Given the potency of his performance, it’s remarkable how small Patrick Troughton’s screen-time in The Box of Delights actually is. The majority of his scenes are in the first episode, whilst in episode two he only has one scene of importance before disappearing. He returns at the end of the sixth episode but does little of note.
Basically though, once Cole Hawlings passes the Box to Kay in episode two, his function in the story is over. And whilst he’s still vague about what’s actually happening, he does share one important piece of information – the Box isn’t his, it belongs to Master Arnold who appears to be stranded somewhere in the past.
After Kay and Peter witness the old man being scrobbled by Abner’s men, they report it to the Inspector (James Grout). The Inspector, of course, doesn’t believe a word of it, preferring to think that Hawlings was spirited away by some of his friends who were playing a prank on him. James Grout is lovely in this scene, as he is throughout the story. There’s a real warmth to his conversation with the children – he may disbelieve everything they say, but he’s never abrupt or unkind. It’s a staple of children’s literature that adults tend to not to believe anything the children say, forcing them to solve the mystery by themselves and the Inspector falls nicely into this pattern.
There’s a major sequence with the Box in this episode – Kay ventures into the wood to meet Herne the Hunter and both of them are transformed firstly into deer, then into birds and finally into fish.
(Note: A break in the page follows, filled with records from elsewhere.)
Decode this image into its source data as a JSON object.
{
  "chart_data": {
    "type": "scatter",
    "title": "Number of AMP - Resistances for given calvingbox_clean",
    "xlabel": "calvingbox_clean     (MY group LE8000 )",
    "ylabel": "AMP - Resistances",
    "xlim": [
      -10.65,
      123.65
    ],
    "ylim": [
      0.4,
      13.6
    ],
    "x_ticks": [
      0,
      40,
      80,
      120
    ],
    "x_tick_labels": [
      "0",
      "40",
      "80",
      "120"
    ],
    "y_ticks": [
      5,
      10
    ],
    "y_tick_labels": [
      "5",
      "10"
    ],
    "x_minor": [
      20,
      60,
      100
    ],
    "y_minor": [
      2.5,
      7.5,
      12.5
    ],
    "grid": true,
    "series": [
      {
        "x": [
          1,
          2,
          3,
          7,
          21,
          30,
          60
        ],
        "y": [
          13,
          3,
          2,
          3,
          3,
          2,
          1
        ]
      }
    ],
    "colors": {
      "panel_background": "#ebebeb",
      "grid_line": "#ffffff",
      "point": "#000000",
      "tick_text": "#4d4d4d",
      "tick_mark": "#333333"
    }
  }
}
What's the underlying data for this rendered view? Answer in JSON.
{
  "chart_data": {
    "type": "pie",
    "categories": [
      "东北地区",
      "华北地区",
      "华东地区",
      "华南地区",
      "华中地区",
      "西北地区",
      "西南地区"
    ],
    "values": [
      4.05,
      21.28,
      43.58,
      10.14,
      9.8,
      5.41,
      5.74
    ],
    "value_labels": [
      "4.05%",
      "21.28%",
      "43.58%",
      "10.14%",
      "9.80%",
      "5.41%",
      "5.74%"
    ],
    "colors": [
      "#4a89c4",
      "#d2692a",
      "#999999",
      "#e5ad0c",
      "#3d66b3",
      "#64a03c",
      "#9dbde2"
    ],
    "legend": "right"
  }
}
It’s a gorgeous example of animation that is enhanced by Roger Limb’s fine score. This sort of animation was never cheap, but it’s immeasurably to the series’ benefit that they spent the money – even if it does look a little the worse for wear on the 2004 DVD release. If the original elements still exist, it would be nice to think they could be restored one day for a special edition re-release.
The reason for this scene is obliquely explained to us by Herne. “Did you see the wolves in the wood? That is why we became wild duck. Did you see the hawks in the air? That is why we became fish in the pool. Now do you see the pike in the weeds?” Which seems to imply that there is danger everywhere, even in the Box – it’s not a safe haven.
One thing that the second episode has lacked is an appearance from Robert Stephens. We have to wait until the final scene before we see him – but even though he has only a brief moment of screen-time he still oozes villainy, which leads us nicely into episode three.
Where is that Rat? And where is the Box? As for the boy … that interfering, overreaching boy … reporting to the police, talking on telephones. What I won’t do to that boy!